Here are four easy-to-do exercises, one for each type of activity. For more examples, visit Go4Life at www.nia.nih.gov/Go4Life. It is always a good idea to discuss any exercise program with your healthcare provider first.
Strength exercises build muscle, and even very small changes in muscle strength can make a real difference in your ability to perform everyday activities like carrying groceries, lifting a grandchild, or getting up from a chair.
Targeted Muscles: Shoulders
What You Need: Hand-held weights
Stand with your feet shoulder-width apart.
1. Hold weights straight down at your sides, with palms facing backward.
2. Keeping them straight, breathe out as you raise both arms in front of you to shoulder height.
3. Hold the position for 1 second.
4. Breathe in as you slowly lower arms.
5. Repeat 10-15 times.
6. Rest; then repeat 10-15 more times.
Balance exercises help prevent falls. Many lower-body strength exercises also will improve your balance. You can’t balance without good core strength, endurance, and control. Balance becomes especially important as you get older.
What You Need: Sturdy chair
You can do this exercise while waiting for the bus or standing in line at the grocery. For an added challenge, you can modify the exercise to improve your balance.
1. Stand on one foot behind a sturdy chair, holding on for balance.
2. Hold position for up to 10 seconds.
3. Repeat 10-15 times.
4. Repeat 10-15 times with other leg.
5. Repeat 10-15 more times with each leg.
Endurance exercises are activities that increase your breathing and heart rate for an extended period of time. Examples are walking, jogging, swimming, raking, sweeping, dancing, and playing tennis. Build up your endurance gradually, starting with as little as 5 minutes of endurance activities at a time, if you need to. Then try to build up to at least 30 minutes of moderate-intensity endurance activity on most or all days of the week.

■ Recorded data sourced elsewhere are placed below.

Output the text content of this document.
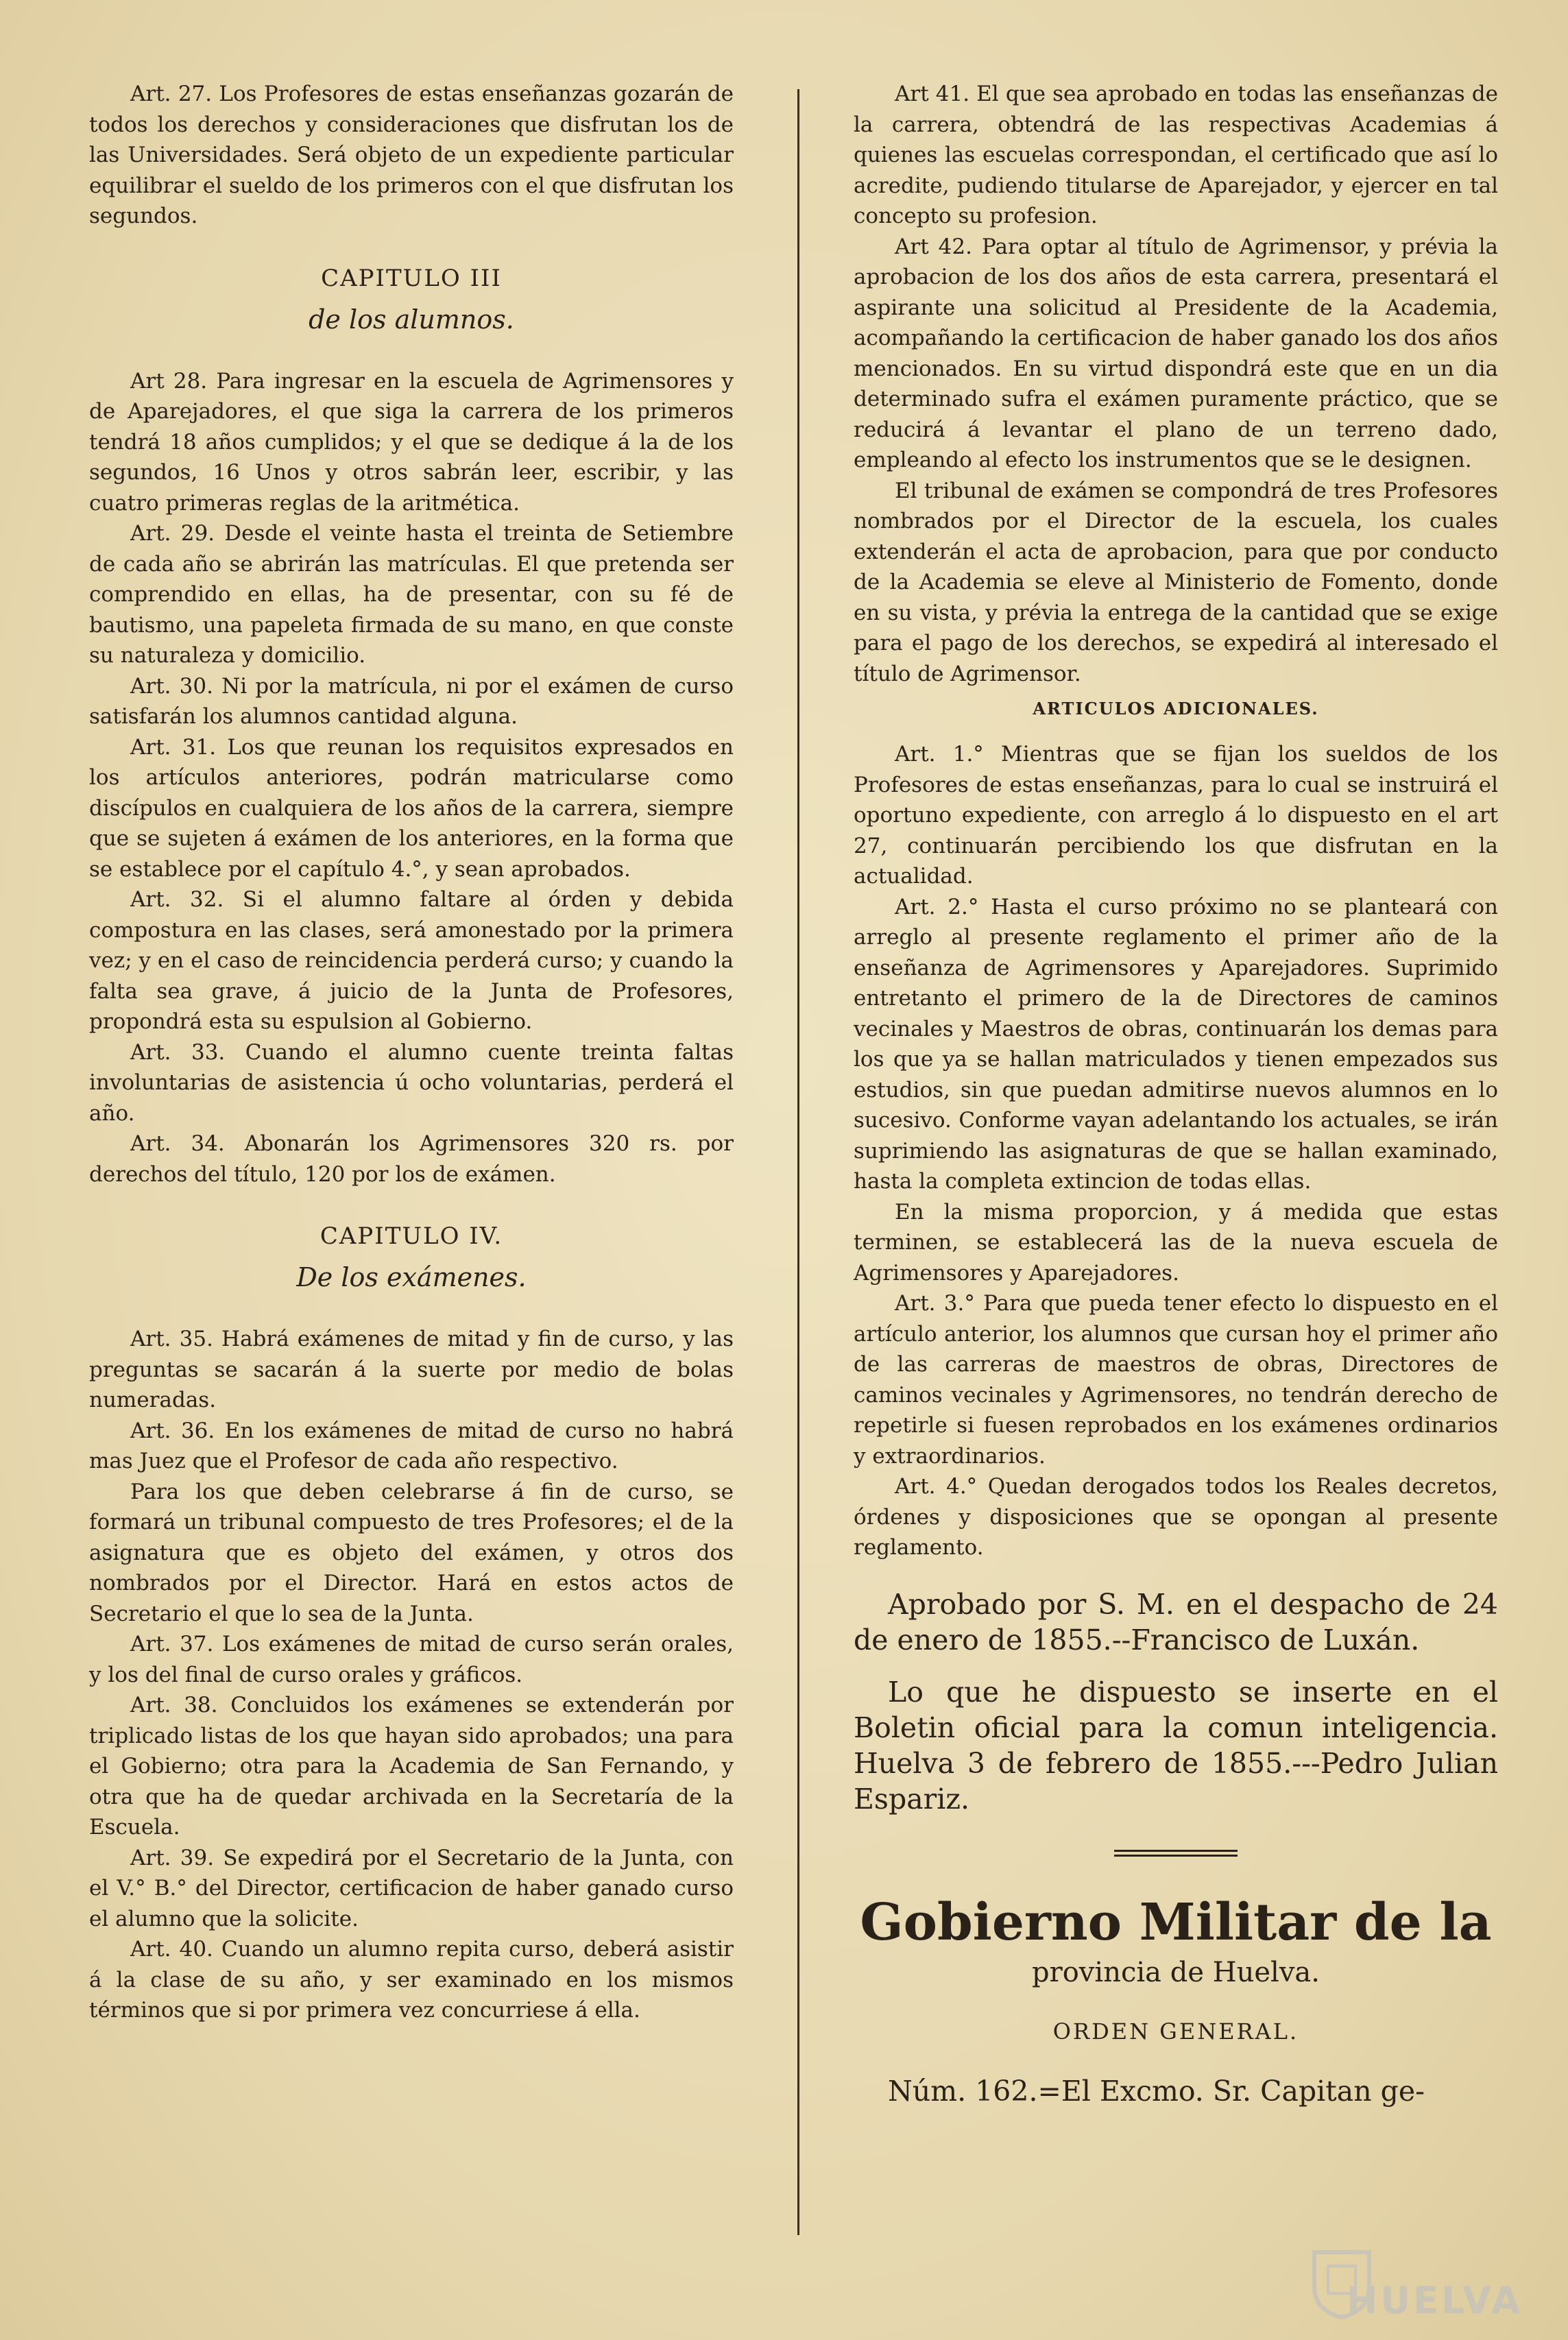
Art. 27. Los Profesores de estas enseñanzas gozarán de todos los derechos y consideraciones que disfrutan los de las Universidades. Será objeto de un expediente particular equilibrar el sueldo de los primeros con el que disfrutan los segundos.

CAPITULO III
de los alumnos.

Art 28. Para ingresar en la escuela de Agrimensores y de Aparejadores, el que siga la carrera de los primeros tendrá 18 años cumplidos; y el que se dedique á la de los segundos, 16 Unos y otros sabrán leer, escribir, y las cuatro primeras reglas de la aritmética.

Art. 29. Desde el veinte hasta el treinta de Setiembre de cada año se abrirán las matrículas. El que pretenda ser comprendido en ellas, ha de presentar, con su fé de bautismo, una papeleta firmada de su mano, en que conste su naturaleza y domicilio.

Art. 30. Ni por la matrícula, ni por el exámen de curso satisfarán los alumnos cantidad alguna.

Art. 31. Los que reunan los requisitos expresados en los artículos anteriores, podrán matricularse como discípulos en cualquiera de los años de la carrera, siempre que se sujeten á exámen de los anteriores, en la forma que se establece por el capítulo 4.°, y sean aprobados.

Art. 32. Si el alumno faltare al órden y debida compostura en las clases, será amonestado por la primera vez; y en el caso de reincidencia perderá curso; y cuando la falta sea grave, á juicio de la Junta de Profesores, propondrá esta su espulsion al Gobierno.

Art. 33. Cuando el alumno cuente treinta faltas involuntarias de asistencia ú ocho voluntarias, perderá el año.

Art. 34. Abonarán los Agrimensores 320 rs. por derechos del título, 120 por los de exámen.

CAPITULO IV.
De los exámenes.

Art. 35. Habrá exámenes de mitad y fin de curso, y las preguntas se sacarán á la suerte por medio de bolas numeradas.

Art. 36. En los exámenes de mitad de curso no habrá mas Juez que el Profesor de cada año respectivo.

Para los que deben celebrarse á fin de curso, se formará un tribunal compuesto de tres Profesores; el de la asignatura que es objeto del exámen, y otros dos nombrados por el Director. Hará en estos actos de Secretario el que lo sea de la Junta.

Art. 37. Los exámenes de mitad de curso serán orales, y los del final de curso orales y gráficos.

Art. 38. Concluidos los exámenes se extenderán por triplicado listas de los que hayan sido aprobados; una para el Gobierno; otra para la Academia de San Fernando, y otra que ha de quedar archivada en la Secretaría de la Escuela.

Art. 39. Se expedirá por el Secretario de la Junta, con el V.° B.° del Director, certificacion de haber ganado curso el alumno que la solicite.

Art. 40. Cuando un alumno repita curso, deberá asistir á la clase de su año, y ser examinado en los mismos términos que si por primera vez concurriese á ella.

Art 41. El que sea aprobado en todas las enseñanzas de la carrera, obtendrá de las respectivas Academias á quienes las escuelas correspondan, el certificado que así lo acredite, pudiendo titularse de Aparejador, y ejercer en tal concepto su profesion.

Art 42. Para optar al título de Agrimensor, y prévia la aprobacion de los dos años de esta carrera, presentará el aspirante una solicitud al Presidente de la Academia, acompañando la certificacion de haber ganado los dos años mencionados. En su virtud dispondrá este que en un dia determinado sufra el exámen puramente práctico, que se reducirá á levantar el plano de un terreno dado, empleando al efecto los instrumentos que se le designen.

El tribunal de exámen se compondrá de tres Profesores nombrados por el Director de la escuela, los cuales extenderán el acta de aprobacion, para que por conducto de la Academia se eleve al Ministerio de Fomento, donde en su vista, y prévia la entrega de la cantidad que se exige para el pago de los derechos, se expedirá al interesado el título de Agrimensor.

ARTICULOS ADICIONALES.

Art. 1.° Mientras que se fijan los sueldos de los Profesores de estas enseñanzas, para lo cual se instruirá el oportuno expediente, con arreglo á lo dispuesto en el art 27, continuarán percibiendo los que disfrutan en la actualidad.

Art. 2.° Hasta el curso próximo no se planteará con arreglo al presente reglamento el primer año de la enseñanza de Agrimensores y Aparejadores. Suprimido entretanto el primero de la de Directores de caminos vecinales y Maestros de obras, continuarán los demas para los que ya se hallan matriculados y tienen empezados sus estudios, sin que puedan admitirse nuevos alumnos en lo sucesivo. Conforme vayan adelantando los actuales, se irán suprimiendo las asignaturas de que se hallan examinado, hasta la completa extincion de todas ellas.

En la misma proporcion, y á medida que estas terminen, se establecerá las de la nueva escuela de Agrimensores y Aparejadores.

Art. 3.° Para que pueda tener efecto lo dispuesto en el artículo anterior, los alumnos que cursan hoy el primer año de las carreras de maestros de obras, Directores de caminos vecinales y Agrimensores, no tendrán derecho de repetirle si fuesen reprobados en los exámenes ordinarios y extraordinarios.

Art. 4.° Quedan derogados todos los Reales decretos, órdenes y disposiciones que se opongan al presente reglamento.

Aprobado por S. M. en el despacho de 24 de enero de 1855.--Francisco de Luxán.

Lo que he dispuesto se inserte en el Boletin oficial para la comun inteligencia. Huelva 3 de febrero de 1855.---Pedro Julian Espariz.

Gobierno Militar de la
provincia de Huelva.
ORDEN GENERAL.

Núm. 162.=El Excmo. Sr. Capitan ge-

HUELVA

Flexibility exercises stretch your muscles and can help your body stay limber. Being flexible gives you more freedom of movement for other exercises, as well as for your everyday activities.
Targeted Muscles: Shoulders and upper arms
What You Need: Towel
1. Stand with feet shoulder-width apart.
2. Hold one end of a towel in your right hand.
3. Raise and bend your right arm to drape the towel down your back. Keep your right arm in this position and continue holding on to the towel.
4. Reach behind your lower back and grasp the towel with your left hand.
5. To stretch your right shoulder, pull the towel down with your left hand. Stop when you feel a stretch or slight discomfort in your right shoulder.
6. Repeat at least 3-5 times.
7. Reverse positions, and repeat at least 3-5 times.